Charleston Shooting

Why John Houser's Psychiatric Record Did Not Block His Gun Purchase

Under current law, the Louisiana theater shooter was properly cleared.


Lafayette Police Department

In a story about the "problems" that "plague" the system of background checks for gun buyers, The New York Times suggests that John Houser, who murdered two people at a Louisiana movie theater last week with a handgun he bought at an Alabama pawnshop last year, should not have been approved to complete that purchase:

His family called him unstable and violent, so John R. Houser was ordered by a judge to be taken against his will to a mental hospital in 2008. Despite that sign that Mr. Houser was mentally troubled, he passed a background check and was able to legally purchase the gun…

On Sunday, Gov. Bobby Jindal of Louisiana argued that if Mr. Houser had been involuntarily committed in his state, he could not have passed a background check. That is because of a law the governor signed last year, requiring the state's courts to report such rulings to the federal database. Mr. Jindal urged other states to strengthen their laws and make sure such information is reported to the federal government.

"Absolutely, in this instance, this man never should have been able to buy a gun," he said on the CBS program "Face the Nation."

Not until the 18th paragraph does the Times mention that Houser, who killed himself as police arrived at the scene of his attack, was not in fact legally disqualified from owning a gun because he was committed to a Georgia mental hospital for evaluation, not for treatment. Federal law bans gun ownership by anyone who "has been committed to any mental institution," and the federal regulation defining that phrase says "the term does not include a person in a mental institution for observation." So the problem in this case was not, as the Times implies, a failure to share relevant information with the FBI (which runs the background checks) or Georgia's idiosyncratic definition of commitment. The problem, if there was one, was that Houser's gun purchase was legal.

Gun controllers will predictably respond that the criteria for stripping people of their Second Amendment rights should be expanded, but that course would only exacerbate the overbreadth of the current disqualifications.
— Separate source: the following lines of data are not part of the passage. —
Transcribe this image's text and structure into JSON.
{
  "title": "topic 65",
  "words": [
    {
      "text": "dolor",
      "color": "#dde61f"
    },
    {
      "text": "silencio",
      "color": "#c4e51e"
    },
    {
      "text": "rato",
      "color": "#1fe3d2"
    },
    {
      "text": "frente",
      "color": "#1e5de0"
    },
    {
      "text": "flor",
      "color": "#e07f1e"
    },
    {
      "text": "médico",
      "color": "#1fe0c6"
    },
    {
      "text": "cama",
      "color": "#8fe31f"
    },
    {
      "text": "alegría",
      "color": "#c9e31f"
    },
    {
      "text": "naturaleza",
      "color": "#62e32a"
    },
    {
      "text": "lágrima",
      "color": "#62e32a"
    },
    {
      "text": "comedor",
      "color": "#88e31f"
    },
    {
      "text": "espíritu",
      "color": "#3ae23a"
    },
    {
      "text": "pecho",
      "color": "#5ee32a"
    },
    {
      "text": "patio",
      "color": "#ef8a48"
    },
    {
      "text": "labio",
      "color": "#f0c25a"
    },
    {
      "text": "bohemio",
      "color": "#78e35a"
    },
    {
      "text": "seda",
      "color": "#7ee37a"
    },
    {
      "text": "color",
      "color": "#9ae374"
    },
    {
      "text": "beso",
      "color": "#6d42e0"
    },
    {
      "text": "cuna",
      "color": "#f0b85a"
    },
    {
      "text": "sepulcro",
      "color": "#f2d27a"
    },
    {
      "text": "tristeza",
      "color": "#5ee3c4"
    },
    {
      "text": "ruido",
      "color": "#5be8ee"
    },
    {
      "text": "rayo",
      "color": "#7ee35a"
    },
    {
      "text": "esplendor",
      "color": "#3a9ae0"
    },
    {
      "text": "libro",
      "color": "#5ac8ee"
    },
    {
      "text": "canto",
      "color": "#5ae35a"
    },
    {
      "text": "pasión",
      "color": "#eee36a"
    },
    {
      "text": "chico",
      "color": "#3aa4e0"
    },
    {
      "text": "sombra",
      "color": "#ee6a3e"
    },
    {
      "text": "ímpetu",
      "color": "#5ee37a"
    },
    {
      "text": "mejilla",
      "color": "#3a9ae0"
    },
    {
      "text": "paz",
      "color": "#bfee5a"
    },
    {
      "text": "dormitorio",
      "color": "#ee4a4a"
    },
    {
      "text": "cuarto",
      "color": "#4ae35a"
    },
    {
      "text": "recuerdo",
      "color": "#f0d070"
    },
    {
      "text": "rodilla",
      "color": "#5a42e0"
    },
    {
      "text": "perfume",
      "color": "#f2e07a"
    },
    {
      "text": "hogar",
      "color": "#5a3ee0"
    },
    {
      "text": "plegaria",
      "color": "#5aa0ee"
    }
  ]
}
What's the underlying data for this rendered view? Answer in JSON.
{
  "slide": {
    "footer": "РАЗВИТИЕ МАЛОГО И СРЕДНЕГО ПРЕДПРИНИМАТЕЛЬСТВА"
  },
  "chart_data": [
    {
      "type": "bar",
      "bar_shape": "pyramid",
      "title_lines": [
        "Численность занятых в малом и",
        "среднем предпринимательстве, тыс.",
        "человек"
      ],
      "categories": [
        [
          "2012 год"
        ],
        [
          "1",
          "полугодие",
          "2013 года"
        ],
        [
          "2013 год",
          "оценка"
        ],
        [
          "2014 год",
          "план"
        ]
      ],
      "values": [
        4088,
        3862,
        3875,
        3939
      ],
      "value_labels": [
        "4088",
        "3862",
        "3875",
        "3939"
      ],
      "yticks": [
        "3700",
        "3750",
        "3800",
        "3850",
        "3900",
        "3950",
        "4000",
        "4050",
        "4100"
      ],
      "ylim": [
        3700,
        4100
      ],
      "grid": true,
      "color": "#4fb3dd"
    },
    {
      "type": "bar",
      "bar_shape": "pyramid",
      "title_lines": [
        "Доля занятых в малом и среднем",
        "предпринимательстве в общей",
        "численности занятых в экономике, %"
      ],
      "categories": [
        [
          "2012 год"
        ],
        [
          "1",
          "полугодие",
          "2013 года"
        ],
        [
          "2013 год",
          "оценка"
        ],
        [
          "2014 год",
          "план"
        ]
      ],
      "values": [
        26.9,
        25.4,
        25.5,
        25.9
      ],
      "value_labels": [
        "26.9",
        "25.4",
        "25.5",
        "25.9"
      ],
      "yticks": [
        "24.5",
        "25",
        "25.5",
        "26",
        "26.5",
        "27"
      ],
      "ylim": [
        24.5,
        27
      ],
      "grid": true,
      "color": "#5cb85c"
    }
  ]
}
If Congress changes the law so that anyone compelled to undergo a psychiatric evaluation, regardless of the outcome, can never legally buy a gun, the change will affect many nonviolent people—people like Brandon Raub, who was forcibly evaluated in Virginia based on the political opinions he expressed. Even people committed for observation because relatives mistakenly believe they are suicidal would permanently lose the right to own a gun. Such proposals for preventing troubled individuals from obtaining firearms are misbegotten because they require a dragnet that will ensnare many harmless people without having a significant impact on gun violence.

There is a similar problem with the drug-related criteria for blocking a gun purchase. As the Times notes, the FBI says Dylann Roof, charged with murdering nine people at the Emanuel AME Church in Charleston, South Carolina, last month, should not have been allowed to buy the gun he used in that attack because he admitted after being caught with a Schedule III narcotic that he did not have a prescription for it. That admission, according to the FBI, proved Roof was "an unlawful user" of a controlled substance, and he would have failed his background check if the agent who conducted it had contacted the correct local law enforcement agency and learned the details of his drug arrest. Maybe, but that hardly validates the wisdom or fairness of denying millions of harmless people the right to armed self-defense based on their taste in psychoactive substances.